Einen Moment rutscht mein Blick in ihren tiefen Ausschnitt.
„Ich vermisse dich zu küssen…“, sage ich geistig etwas verwirrt.
„Du hast bisher keine Anstalten gemacht, mir wieder näher zu kommen.“
Ich bemühe mich die ganze Zeit, meine Herrin, will ich sagen. Ich reiße mir den Arsch auf. Ich verstehe nicht, wie du das nicht siehst. Es zerreißt mich. Das alles würde doch wieder anders wirken, wenn ich es sag.
Wie gebannt sehe ich sie an. Ich habe mich auch in ihren Blick verliebt, der jeden in Frage stellt. Jedem die Hosen runterlassen kann. Etwas zu wissen, das sie spannend findet, kann sich als dezent schwer darstellen. Vor allem, wenn man sich für langweilig hält. Ich will es dennoch schaffen.

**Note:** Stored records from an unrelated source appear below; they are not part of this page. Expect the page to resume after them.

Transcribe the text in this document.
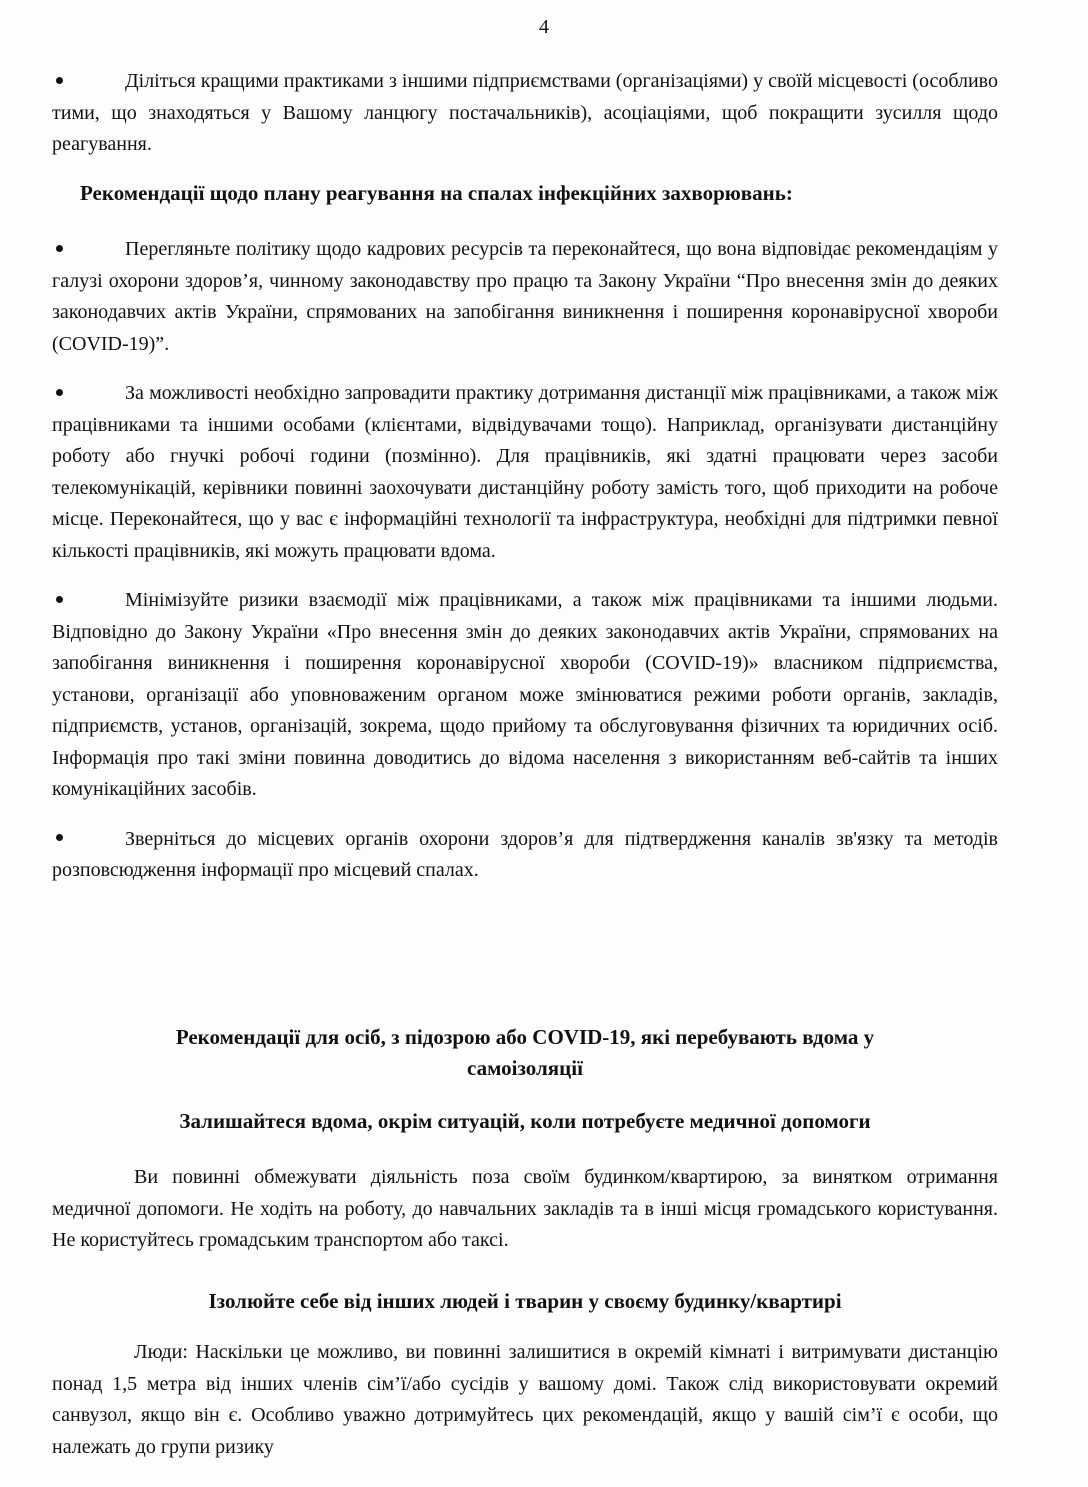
4

Діліться кращими практиками з іншими підприємствами (організаціями) у своїй місцевості (особливо тими, що знаходяться у Вашому ланцюгу постачальників), асоціаціями, щоб покращити зусилля щодо реагування.

Рекомендації щодо плану реагування на спалах інфекційних захворювань:

Перегляньте політику щодо кадрових ресурсів та переконайтеся, що вона відповідає рекомендаціям у галузі охорони здоров’я, чинному законодавству про працю та Закону України “Про внесення змін до деяких законодавчих актів України, спрямованих на запобігання виникнення і поширення коронавірусної хвороби (COVID-19)”.

За можливості необхідно запровадити практику дотримання дистанції між працівниками, а також між працівниками та іншими особами (клієнтами, відвідувачами тощо). Наприклад, організувати дистанційну роботу або гнучкі робочі години (позмінно). Для працівників, які здатні працювати через засоби телекомунікацій, керівники повинні заохочувати дистанційну роботу замість того, щоб приходити на робоче місце. Переконайтеся, що у вас є інформаційні технології та інфраструктура, необхідні для підтримки певної кількості працівників, які можуть працювати вдома.

Мінімізуйте ризики взаємодії між працівниками, а також між працівниками та іншими людьми. Відповідно до Закону України «Про внесення змін до деяких законодавчих актів України, спрямованих на запобігання виникнення і поширення коронавірусної хвороби (COVID-19)» власником підприємства, установи, організації або уповноваженим органом може змінюватися режими роботи органів, закладів, підприємств, установ, організацій, зокрема, щодо прийому та обслуговування фізичних та юридичних осіб. Інформація про такі зміни повинна доводитись до відома населення з використанням веб-сайтів та інших комунікаційних засобів.

Зверніться до місцевих органів охорони здоров’я для підтвердження каналів зв'язку та методів розповсюдження інформації про місцевий спалах.

Рекомендації для осіб, з підозрою або COVID-19, які перебувають вдома у
самоізоляції
Залишайтеся вдома, окрім ситуацій, коли потребуєте медичної допомоги

Ви повинні обмежувати діяльність поза своїм будинком/квартирою, за винятком отримання медичної допомоги. Не ходіть на роботу, до навчальних закладів та в інші місця громадського користування. Не користуйтесь громадським транспортом або таксі.

Ізолюйте себе від інших людей і тварин у своєму будинку/квартирі

Люди: Наскільки це можливо, ви повинні залишитися в окремій кімнаті і витримувати дистанцію понад 1,5 метра від інших членів сім’ї/або сусідів у вашому домі. Також слід використовувати окремий санвузол, якщо він є. Особливо уважно дотримуйтесь цих рекомендацій, якщо у вашій сім’ї є особи, що належать до групи ризику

Und bei ihr um Entschuldigung zu bitten, ist ebenso herausfordernd. Verzweifelt suche ich Worte, um zu vermitteln was ich meine. Und es sollten besser welche sein, die nur eine klare Bedeutung haben.
„Und?! Hast du mal wieder nichts zu sagen?“, fährt sie mich an.
„Doch ich…“ Ich verstumme wieder. Es sind Dinge, die ich erklären will, gefühlt tausend Worte, die ich ihr sagen möchte. Aber in ein gewöhnliches Satzkonstrukt, passen sie nicht. Ich platze nahezu davon.
Ihre Peitsche mit welcher sie meine Haut streift, ist wie eine Drohung und zugleich Verlockung.
„Das sehe ich.“ Die Ironie färbt ihre Stimme ein, metallisch wie eine neun Millimeter Kugel.
„Bitte meine Herrin…“
Ich ringe um Worte. Vielleicht gefällt es ihr, wie sie mich sprachlos macht, hoffe ich in diesem Moment noch. Aber damit liege ich falsch.
Schwarze gebogene Hörner trägt sie auf ihrem Kopf. Ob sie enttäuscht ist, vermag ich nicht auszumachen. Ihr Tonfall und ihre Mimik zeigen keine Regung. Sie ist erbarmungslos. Eine kühle Schönheit, die nicht jedem das Feuer zeigt, welches in Wahrheit in ihr brennt.
„Es ist meine Schuld, meine Herrin?“, frage ich frustriert.
Wirkt es schwach zuzugeben, wie sehr es schmerzt wenn sie geht? Sie ist dann, wie die Sonne, die hinter dem Horizont verschwindet. Und ich bleibe allein. Wandere ziellos leere Straßen entlang.
Es ist dann grau. Ein Abschiedsgruß kann wehtun. Aber wenn sie grußlos geht… dafür habe ich keine Worte.
„Ja mit einem Hund der keine Worte findet, was soll ich damit?“, erwidert sie mitleidlos.

Dafür kann ich nichts, du löst das manchmal aus, will ich antworten. Aber im selben Gedankengang wird mir klar, was sie darauf antworten wird. Aha. Jetzt ist es also meine Schuld.
Das mein ich doch nicht, meine Herrin, wäre darauf meine Antwort. Und ich bekäme ein Brennen in meiner Kehle. Weil ich so verzweifelt versuche und nicht schaffe es geradezurücken. Weil ich die richtigen Worte nicht finde und jede Erklärung sie nervt.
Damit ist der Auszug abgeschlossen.